Interviewer: What about the criticism that these kids were just building Sim Van der Ryn’s country house?

Castillo: I think that came mostly from other faculty members. In fact, Sim has a house there, but they didn’t build it. They built what are today a collection of outbuildings. Some of them have had to be pulled down because they were not built according to any code: that was one of the notions of the “Outlaw Builder.” This studio was an exercise in teaching building and social skills. People were put in a difficult situation, having to just eke it out on a plot of land, and had to learn how to live together as a community. That was an important point. Students had to keep journals for this course, and one of the students said that she was learning to build both a place on the land and a home for her spirit. There were a lot of levels of meaning to what was going on.

Interviewer: And was there a monograph?

Castillo: Like the previous project, this project yielded a report that was called Outlaw Builder News, sold on Telegraph Avenue as a $0.75 underground journal. They were able to sell as many as they could print. And that provided money for a final project that we look at in this exhibition: an experimental structure called the Energy Pavilion that came out of a studio called Natural Energy Systems.

Interviewer: What year is this?

Castillo: 1972-1973. The students were trying to understand and put into practice ecological and solar architecture. Incredibly enough, from our perspective now, there were so few articles and journals on that topic that the first quarter of the course was dedicated to simply finding enough materials to put together a course reader. Again, there was a financial payoff.

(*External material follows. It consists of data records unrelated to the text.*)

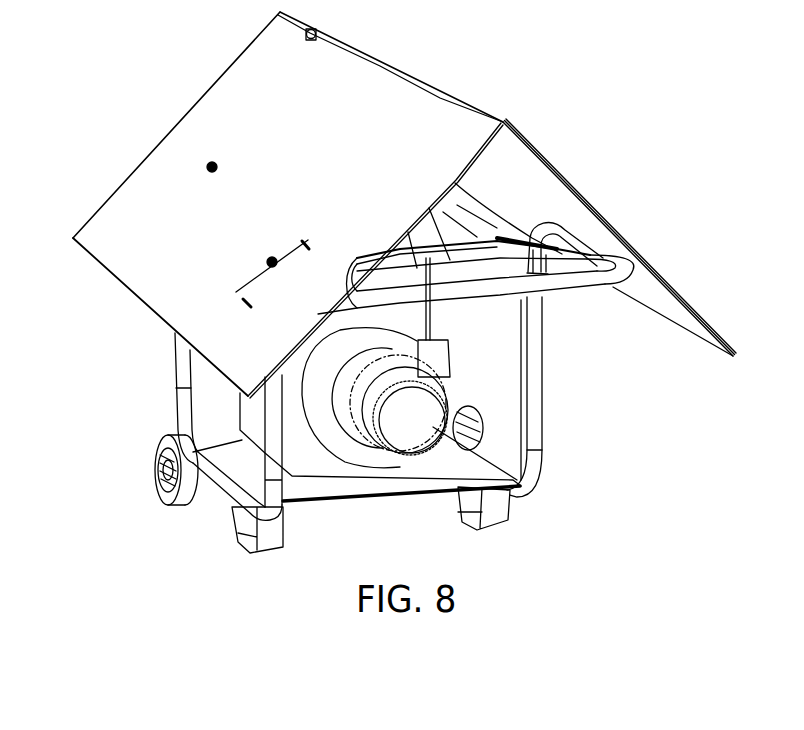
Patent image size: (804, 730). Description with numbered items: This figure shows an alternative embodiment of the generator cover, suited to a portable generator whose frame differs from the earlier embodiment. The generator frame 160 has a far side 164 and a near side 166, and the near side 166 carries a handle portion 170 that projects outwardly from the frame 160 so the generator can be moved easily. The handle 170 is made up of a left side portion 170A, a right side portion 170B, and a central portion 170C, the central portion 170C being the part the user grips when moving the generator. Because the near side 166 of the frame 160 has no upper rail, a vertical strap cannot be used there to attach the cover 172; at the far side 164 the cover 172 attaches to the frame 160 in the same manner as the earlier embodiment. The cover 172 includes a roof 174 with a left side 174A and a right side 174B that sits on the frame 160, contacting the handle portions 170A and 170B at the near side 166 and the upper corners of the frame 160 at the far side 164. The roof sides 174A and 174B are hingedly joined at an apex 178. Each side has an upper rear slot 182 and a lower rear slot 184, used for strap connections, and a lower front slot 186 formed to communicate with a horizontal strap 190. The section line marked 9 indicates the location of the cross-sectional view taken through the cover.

The generator frame 160 is at (225, 504).
The far side 164 is at (173, 360).
The near side 166 is at (543, 415).
The handle portion 170 is at (570, 297).
The left side portion 170A is at (350, 293).
The right side portion 170B is at (600, 252).
The central portion 170C is at (468, 292).
The cover 172 is at (512, 68).
The roof 174 is at (348, 162).
The left side 174A is at (168, 130).
The right side 174B is at (575, 188).
The apex 178 is at (398, 68).
The upper rear slot 182 is at (300, 29).
The lower rear slot 184 is at (217, 177).
The lower front slot 186 is at (282, 273).
The horizontal strap 190 is at (429, 208).
The section line 9- 9 is at (263, 264).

The course reader was picked up by Random House, titled Natural Energy Systems, and became one of the very first mainstream handbooks on solar architecture.

Students started by trying to formulate an alternative to what they called a “techno-fantasy house,” an alternative to a house that sucked up water and external energy sources and generated wastes that just disappeared down sewage lines, never to be thought about again. They were trying to figure out the internal infrastructure for an autonomous house. And they built that autonomous house service core as another outlaw building in front of Wurster Hall in the spring of 1973. That structure was called the Energy Pavilion. Students manufactured very early solar panels, hot water solar panels, right here in the Wurster Hall shop. They manufactured parabolic solar reflectors and rainwater collection devices; they had a little wind-driven generator that generated electricity. When the wind wasn’t blowing, they had a bicycle device which would either power a generator or, believe it or not, a grain-grinding mill.

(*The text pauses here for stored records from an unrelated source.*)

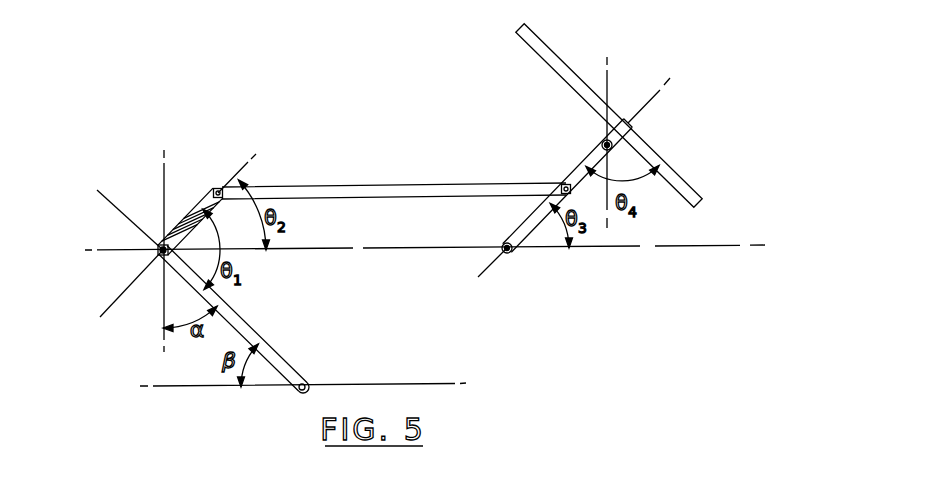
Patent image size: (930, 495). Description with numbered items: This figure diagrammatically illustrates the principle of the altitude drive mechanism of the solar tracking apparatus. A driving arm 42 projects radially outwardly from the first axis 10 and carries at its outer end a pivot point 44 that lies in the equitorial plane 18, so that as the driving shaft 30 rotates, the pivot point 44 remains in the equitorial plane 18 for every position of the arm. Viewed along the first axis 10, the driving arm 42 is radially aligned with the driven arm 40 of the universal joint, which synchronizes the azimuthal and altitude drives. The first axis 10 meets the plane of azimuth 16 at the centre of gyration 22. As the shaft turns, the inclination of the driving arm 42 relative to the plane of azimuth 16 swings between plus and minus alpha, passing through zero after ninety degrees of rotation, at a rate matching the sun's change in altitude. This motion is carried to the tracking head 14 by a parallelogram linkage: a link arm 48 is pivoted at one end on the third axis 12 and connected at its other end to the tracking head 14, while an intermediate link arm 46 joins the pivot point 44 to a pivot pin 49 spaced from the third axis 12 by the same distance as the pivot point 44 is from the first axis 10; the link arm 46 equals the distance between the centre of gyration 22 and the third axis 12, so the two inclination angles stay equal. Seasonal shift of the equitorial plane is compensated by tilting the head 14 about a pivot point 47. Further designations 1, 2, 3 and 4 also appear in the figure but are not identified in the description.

The second link 1 is at (257, 312).
The first link assembly 2 is at (145, 143).
The connecting rod 3 is at (392, 158).
The fourth link assembly 4 is at (677, 128).
The first axis 10 is at (106, 194).
The third axis 12 is at (511, 252).
The tracking head 14 is at (566, 64).
The plane of azimuth 16 is at (388, 248).
The equitorial plane 18 is at (112, 302).
The centre of gyration 22 is at (160, 252).
The driving shaft 30 is at (287, 361).
The driven arm 40 is at (160, 248).
The driving arm 42 is at (203, 193).
The pivot point 44 is at (218, 188).
The intermediate link arm 46 is at (460, 186).
The pivot point 47 is at (600, 136).
The link arm 48 is at (587, 150).
The pivot pin 49 is at (562, 186).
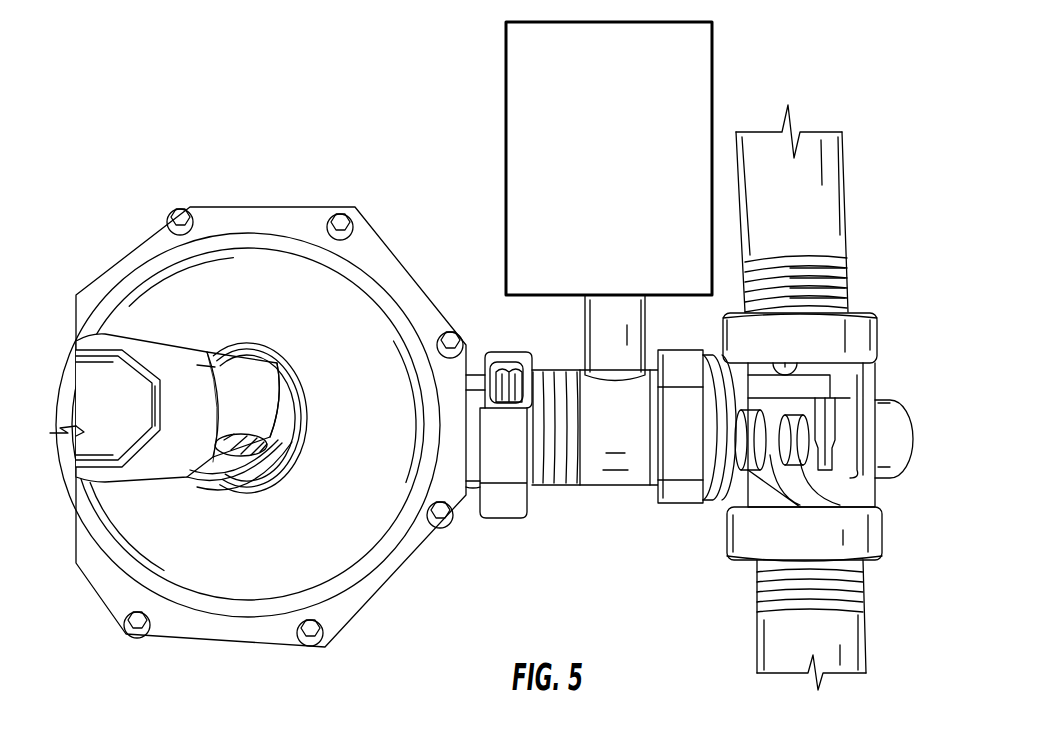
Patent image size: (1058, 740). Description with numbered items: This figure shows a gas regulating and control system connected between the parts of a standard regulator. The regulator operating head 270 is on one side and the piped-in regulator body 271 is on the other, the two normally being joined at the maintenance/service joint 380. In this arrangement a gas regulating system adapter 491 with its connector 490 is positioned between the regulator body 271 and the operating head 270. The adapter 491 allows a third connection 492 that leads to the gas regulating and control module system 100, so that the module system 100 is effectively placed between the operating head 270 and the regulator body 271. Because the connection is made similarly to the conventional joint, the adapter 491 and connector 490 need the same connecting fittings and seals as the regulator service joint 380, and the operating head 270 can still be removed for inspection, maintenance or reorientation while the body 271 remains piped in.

The gas regulating and control module system 100 is at (627, 212).
The operating head 270 is at (347, 546).
The regulator body 271 is at (858, 533).
The service joint 380 is at (500, 518).
The connector 490 is at (683, 490).
The gas regulating system adapter 491 is at (614, 462).
The third connection 492 is at (605, 330).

Interviewer: Like on Gilligan’s Island?

Castillo: Exactly. They created a closed-loop system for food production with beds of snow peas and lettuce which, according to their proposal, would be fertilized by a composting toilet. I’m told by Sim that this thing was picked up as a curiosity by a local television station, and within days they had lines of people wanting to visit it. It also attracted unwanted attention from the Campus Aesthetics Committee, which did not like the idea of “outlaw building,” especially on campus. So they told Sim, “Okay, great, you’ve done it. That thing has to be torn down before commencement exercises. We don’t want to expose these poor students’ parents, who are coming from all over, to this bizarre-looking object with a composting toilet in front of one of the buildings.” Sim was disconsolate, but the Energy Pavilion came down.

Interviewer: He was incredibly prescient.

Castillo: The interesting thing is that that it happened in June 1973. That October, the Organization of Petroleum Exporting Countries decided to punish the West’s support for wars in Israel by creating an artificial spike in oil prices. The result was the world’s first energy crisis, the incredible spectacle of cars waiting hours in line trying to get gasoline, the speed limit going down to 55 miles an hour to conserve energy. These are conditions of a world that Sim and his students were predicting, or showing a solution for. That world came into being just a few months after they built their weird-looking experiment in natural energy systems. But by then the Energy Pavilion was gone.

I should mention that the Energy Pavilion was also built primarily out of recycled materials, in this case a redwood barn in Hayward that was too close to train tracks and which Union Pacific Railroad wanted removed. Again, Sim volunteered students to demolish it for parts. Can you imagine university lawyers allowing the students to do any of that stuff today?